C(H) is a subgroup of G if and only if C(H) is a group and all elements of C(H) are in G.





It's very easy to prove that all elements of C(H) are in G. All h in H are also in G (H is a subgroup), all x in G are in G, and by the definition of a group, xh and hx are also in G.





To prove C(H) is a group, we must prove closure, associativity, identity and inverse.





Closure: take two elements p,q from C(H). We know by definition of C(H) that p can be written as xh=hx, with x in G and h in H, and q can be written as yj, with y in G and j in H. The product of these elements, pq, can be written as pq=(hx)p=h(xp) and pq=p(yj)=(py)j. Since xp and py are elements of G and h and j are elements of H, we know that pq is an element of both GH and HG, so it's an element of C(H). C(H) is thus closed under its operation.





Associativity follows from the fact that G is associative, and all elements in C(H) are products of elements of G.





Identity: C(H) has an identity element e=gg (where g is G's identity element and therefore also H's identity element), for which ep=pe=e holds for each element p=hx=xh of C(H):





ep=(gg)(hx)=g(gh)x =g(hg)x=(gh)(gx)=(hg)(xg)
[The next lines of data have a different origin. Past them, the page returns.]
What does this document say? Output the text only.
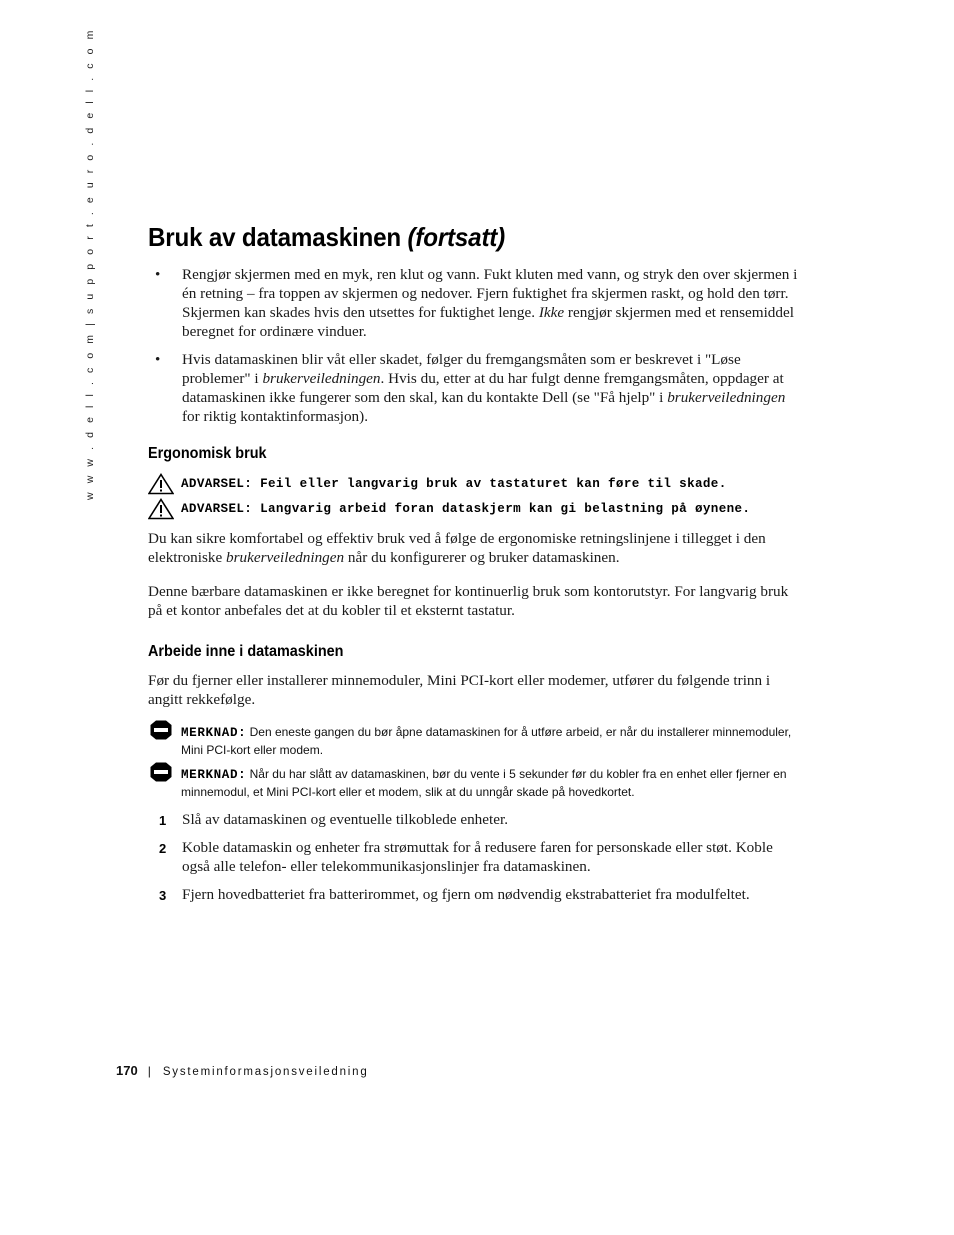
w w w . d e l l . c o m | s u p p o r t . e u r o . d e l l . c o m Bruk av datamaskinen (fortsatt)
• Rengjør skjermen med en myk, ren klut og vann. Fukt kluten med vann, og stryk den over skjermen i én retning – fra toppen av skjermen og nedover. Fjern fuktighet fra skjermen raskt, og hold den tørr. Skjermen kan skades hvis den utsettes for fuktighet lenge. Ikke rengjør skjermen med et rensemiddel beregnet for ordinære vinduer.
• Hvis datamaskinen blir våt eller skadet, følger du fremgangsmåten som er beskrevet i "Løse problemer" i brukerveiledningen. Hvis du, etter at du har fulgt denne fremgangsmåten, oppdager at datamaskinen ikke fungerer som den skal, kan du kontakte Dell (se "Få hjelp" i brukerveiledningen for riktig kontaktinformasjon).
Ergonomisk bruk
ADVARSEL: Feil eller langvarig bruk av tastaturet kan føre til skade.
ADVARSEL: Langvarig arbeid foran dataskjerm kan gi belastning på øynene.

Du kan sikre komfortabel og effektiv bruk ved å følge de ergonomiske retningslinjene i tillegget i den elektroniske brukerveiledningen når du konfigurerer og bruker datamaskinen.

Denne bærbare datamaskinen er ikke beregnet for kontinuerlig bruk som kontorutstyr. For langvarig bruk på et kontor anbefales det at du kobler til et eksternt tastatur.

Arbeide inne i datamaskinen

Før du fjerner eller installerer minnemoduler, Mini PCI-kort eller modemer, utfører du følgende trinn i angitt rekkefølge.

MERKNAD: Den eneste gangen du bør åpne datamaskinen for å utføre arbeid, er når du installerer minnemoduler, Mini PCI-kort eller modem.
MERKNAD: Når du har slått av datamaskinen, bør du vente i 5 sekunder før du kobler fra en enhet eller fjerner en minnemodul, et Mini PCI-kort eller et modem, slik at du unngår skade på hovedkortet.
1 Slå av datamaskinen og eventuelle tilkoblede enheter.
2 Koble datamaskin og enheter fra strømuttak for å redusere faren for personskade eller støt. Koble også alle telefon- eller telekommunikasjonslinjer fra datamaskinen.
3 Fjern hovedbatteriet fra batterirommet, og fjern om nødvendig ekstrabatteriet fra modulfeltet.
170 | Systeminformasjonsveiledning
pe=(hx)(gg)=h(xg)g =h(gx)g=(hg)(xg)


(hg)(xg)=(h)(x)=hx=p





Inverse: there is an element q=mn=nm for every p=hx=xh in C(H) for which holds that pq=qp=e; m is h's inverse, n is x's inverse:





pq=(mn)(xh)=m(nx)h= meh=mhe=(mh)e=ee=e


qp=(hx)(nm)=h(xn)m= hem=ehm=e(hm)=ee=e





Since it has all properties of a group, C(H) is a group. So by the definition of a subgroup, C(H) is a subgroup of G.
Reply:this is perfect answer thank u Report It

Reply:You have to check 2 things


1 if x,y E C(H) then xy EC(H)


2 if xEC(H) then x^-1EC(H)